Кирон открыл рот, но не смог произнести ни звука.
— Прикажи его развязать, отец. Он свое получил. Элике смотрела на Кирона с состраданием. Это были первые ее слова. Фитзалан в отчаянии возвел глаза к потолку.
— Наверное, мне никогда не понять женщин! Потом он кивнул тюремщику, и Кирона расковали. Юноша наконец обрел дар речи.

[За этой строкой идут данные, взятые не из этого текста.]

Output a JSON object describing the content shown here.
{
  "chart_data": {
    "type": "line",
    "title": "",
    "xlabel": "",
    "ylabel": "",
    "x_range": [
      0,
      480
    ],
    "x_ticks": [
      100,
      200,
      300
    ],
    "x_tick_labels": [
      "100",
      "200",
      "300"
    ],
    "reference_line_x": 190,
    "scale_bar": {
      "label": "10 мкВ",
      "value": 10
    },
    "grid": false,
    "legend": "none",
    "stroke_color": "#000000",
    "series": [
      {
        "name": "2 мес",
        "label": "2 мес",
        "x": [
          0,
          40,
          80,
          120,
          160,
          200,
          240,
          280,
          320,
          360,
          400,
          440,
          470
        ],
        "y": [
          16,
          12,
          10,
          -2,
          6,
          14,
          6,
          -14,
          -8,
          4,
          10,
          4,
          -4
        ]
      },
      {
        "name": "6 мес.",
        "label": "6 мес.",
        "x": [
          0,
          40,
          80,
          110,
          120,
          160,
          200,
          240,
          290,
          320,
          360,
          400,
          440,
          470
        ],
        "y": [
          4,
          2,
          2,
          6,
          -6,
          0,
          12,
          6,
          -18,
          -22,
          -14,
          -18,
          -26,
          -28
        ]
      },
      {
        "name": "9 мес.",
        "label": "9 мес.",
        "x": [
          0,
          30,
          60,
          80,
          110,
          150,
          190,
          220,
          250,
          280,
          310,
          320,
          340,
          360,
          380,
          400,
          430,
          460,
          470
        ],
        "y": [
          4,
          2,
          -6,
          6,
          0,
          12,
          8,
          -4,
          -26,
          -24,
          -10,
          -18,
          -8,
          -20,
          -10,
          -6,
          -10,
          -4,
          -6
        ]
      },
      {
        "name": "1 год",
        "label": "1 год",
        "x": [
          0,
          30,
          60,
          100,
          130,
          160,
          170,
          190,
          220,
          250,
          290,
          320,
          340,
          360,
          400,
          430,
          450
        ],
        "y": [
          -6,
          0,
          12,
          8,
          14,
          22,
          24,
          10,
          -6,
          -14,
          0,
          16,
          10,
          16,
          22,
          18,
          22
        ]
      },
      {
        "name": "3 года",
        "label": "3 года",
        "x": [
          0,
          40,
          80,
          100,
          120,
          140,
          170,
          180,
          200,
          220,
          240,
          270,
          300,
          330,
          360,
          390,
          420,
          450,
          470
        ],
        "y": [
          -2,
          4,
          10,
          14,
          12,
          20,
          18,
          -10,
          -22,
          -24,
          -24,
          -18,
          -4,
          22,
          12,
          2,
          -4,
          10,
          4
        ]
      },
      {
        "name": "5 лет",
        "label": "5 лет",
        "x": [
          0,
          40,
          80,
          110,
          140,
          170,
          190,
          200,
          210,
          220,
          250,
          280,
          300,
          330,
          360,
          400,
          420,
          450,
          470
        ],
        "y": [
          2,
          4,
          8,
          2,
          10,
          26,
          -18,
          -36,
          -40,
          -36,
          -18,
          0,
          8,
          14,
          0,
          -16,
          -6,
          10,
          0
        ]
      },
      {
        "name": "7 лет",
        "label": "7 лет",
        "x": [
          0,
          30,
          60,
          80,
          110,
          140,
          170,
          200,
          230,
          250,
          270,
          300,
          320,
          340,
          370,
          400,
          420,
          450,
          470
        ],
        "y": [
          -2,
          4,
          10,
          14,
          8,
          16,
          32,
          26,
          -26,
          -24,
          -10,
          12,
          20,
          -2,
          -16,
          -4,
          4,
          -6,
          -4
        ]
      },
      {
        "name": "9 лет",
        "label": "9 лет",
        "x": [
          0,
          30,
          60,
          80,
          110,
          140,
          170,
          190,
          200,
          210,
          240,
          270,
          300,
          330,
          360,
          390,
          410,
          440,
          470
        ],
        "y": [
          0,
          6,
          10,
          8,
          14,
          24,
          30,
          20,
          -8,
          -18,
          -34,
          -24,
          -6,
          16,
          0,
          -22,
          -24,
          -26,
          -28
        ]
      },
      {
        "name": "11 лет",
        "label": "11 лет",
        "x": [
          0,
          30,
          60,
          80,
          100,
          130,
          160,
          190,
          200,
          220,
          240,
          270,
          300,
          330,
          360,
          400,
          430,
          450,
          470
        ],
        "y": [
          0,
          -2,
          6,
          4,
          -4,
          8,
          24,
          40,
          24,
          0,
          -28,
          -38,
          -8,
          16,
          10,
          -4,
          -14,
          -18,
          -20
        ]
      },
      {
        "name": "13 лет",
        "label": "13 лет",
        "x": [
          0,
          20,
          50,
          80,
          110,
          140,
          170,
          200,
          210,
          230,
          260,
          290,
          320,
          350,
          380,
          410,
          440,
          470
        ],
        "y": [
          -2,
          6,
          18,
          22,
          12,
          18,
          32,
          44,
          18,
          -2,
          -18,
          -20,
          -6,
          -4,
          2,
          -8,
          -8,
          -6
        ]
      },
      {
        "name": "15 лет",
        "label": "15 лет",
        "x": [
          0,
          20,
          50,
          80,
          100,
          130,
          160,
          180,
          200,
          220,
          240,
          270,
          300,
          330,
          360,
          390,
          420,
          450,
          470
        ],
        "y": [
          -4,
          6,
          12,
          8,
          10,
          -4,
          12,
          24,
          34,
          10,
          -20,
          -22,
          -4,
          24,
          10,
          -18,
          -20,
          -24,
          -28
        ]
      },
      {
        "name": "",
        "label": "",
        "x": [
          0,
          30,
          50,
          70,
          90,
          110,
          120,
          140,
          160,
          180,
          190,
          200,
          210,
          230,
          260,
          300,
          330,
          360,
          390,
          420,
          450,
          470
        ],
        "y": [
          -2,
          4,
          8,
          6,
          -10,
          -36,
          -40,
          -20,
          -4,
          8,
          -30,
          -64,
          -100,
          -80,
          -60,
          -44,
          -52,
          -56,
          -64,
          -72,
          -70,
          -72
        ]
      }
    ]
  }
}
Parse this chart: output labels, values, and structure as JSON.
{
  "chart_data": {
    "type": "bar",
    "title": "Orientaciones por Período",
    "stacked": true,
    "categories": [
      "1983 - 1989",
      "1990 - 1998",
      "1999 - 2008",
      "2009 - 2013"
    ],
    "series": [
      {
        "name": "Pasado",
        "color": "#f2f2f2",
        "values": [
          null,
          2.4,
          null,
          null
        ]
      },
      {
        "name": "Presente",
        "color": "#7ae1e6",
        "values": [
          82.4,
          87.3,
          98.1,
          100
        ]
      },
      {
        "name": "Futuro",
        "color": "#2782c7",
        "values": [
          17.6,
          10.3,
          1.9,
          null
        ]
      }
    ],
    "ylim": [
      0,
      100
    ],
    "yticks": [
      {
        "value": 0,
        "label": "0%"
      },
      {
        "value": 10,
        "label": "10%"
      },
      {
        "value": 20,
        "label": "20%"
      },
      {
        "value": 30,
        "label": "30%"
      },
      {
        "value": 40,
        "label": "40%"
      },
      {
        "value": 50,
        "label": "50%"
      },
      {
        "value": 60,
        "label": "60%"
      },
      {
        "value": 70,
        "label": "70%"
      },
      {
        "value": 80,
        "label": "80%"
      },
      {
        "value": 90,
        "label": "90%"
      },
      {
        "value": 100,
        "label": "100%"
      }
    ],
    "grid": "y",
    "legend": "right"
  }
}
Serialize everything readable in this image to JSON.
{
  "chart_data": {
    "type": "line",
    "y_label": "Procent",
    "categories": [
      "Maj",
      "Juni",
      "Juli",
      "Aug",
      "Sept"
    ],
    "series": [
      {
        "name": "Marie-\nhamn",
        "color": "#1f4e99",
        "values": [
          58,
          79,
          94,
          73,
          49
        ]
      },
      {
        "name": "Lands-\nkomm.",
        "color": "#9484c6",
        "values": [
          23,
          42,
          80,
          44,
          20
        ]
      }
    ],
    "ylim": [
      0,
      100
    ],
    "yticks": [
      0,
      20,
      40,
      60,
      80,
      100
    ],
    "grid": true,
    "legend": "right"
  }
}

— Благодарю вас, сеньор, за проявленное ко мне милосердие. Фитзалан расхохотался.
— Он называет это милосердием, клянусь Луддом! Да если мисс Элике решила тебе отомстить, о милосердии не может быть и речи!.. Ладно, убирайся отсюда и помолись хорошенько!
9
На следующий день Кирон явился в замок как обычно, но мисс Элике его не приняла. Подавленный, он вернулся в дом мастера Хобарта, решив, что она передумала и все потеряно: заказ и семьсот пятьдесят шиллингов — все. Кирон прекрасно понимал, что ему повезло, что он легко отделался, но в глубине души был искренне огорчен. Он боялся, что его поведение отразится на отношении к мастеру Хобарту, и старик лишится всех заказов.
Ничего не прибавляя и не опуская, Кирон пересказал происшедшее, стараясь быть как можно более точным. Он ожидал, что Хобарт испугается, испытает к нему отвращение, безусловно, его поколотит и скорее всего прогонит.
Он был прав: Хобарт испугался. Он ошибся: отвращения Хобарт не испытал.
— Я понял, сынок, что мисс Элике жестоко с тобой поступила. Прости меня. Я знал, что она своевольна, но не думал, что она так уронит свое достоинство. Не переживай, что мы попадем в немилость. Не очень-то мне и нравилось это дело с самого начала. Важно то, что ты остался жив. Художник попытался засмеяться, но зашелся в приступе кашля, унять который можно было только при помощи ирландской водки. — В любом случае у нас остается великолепное очищенное масло.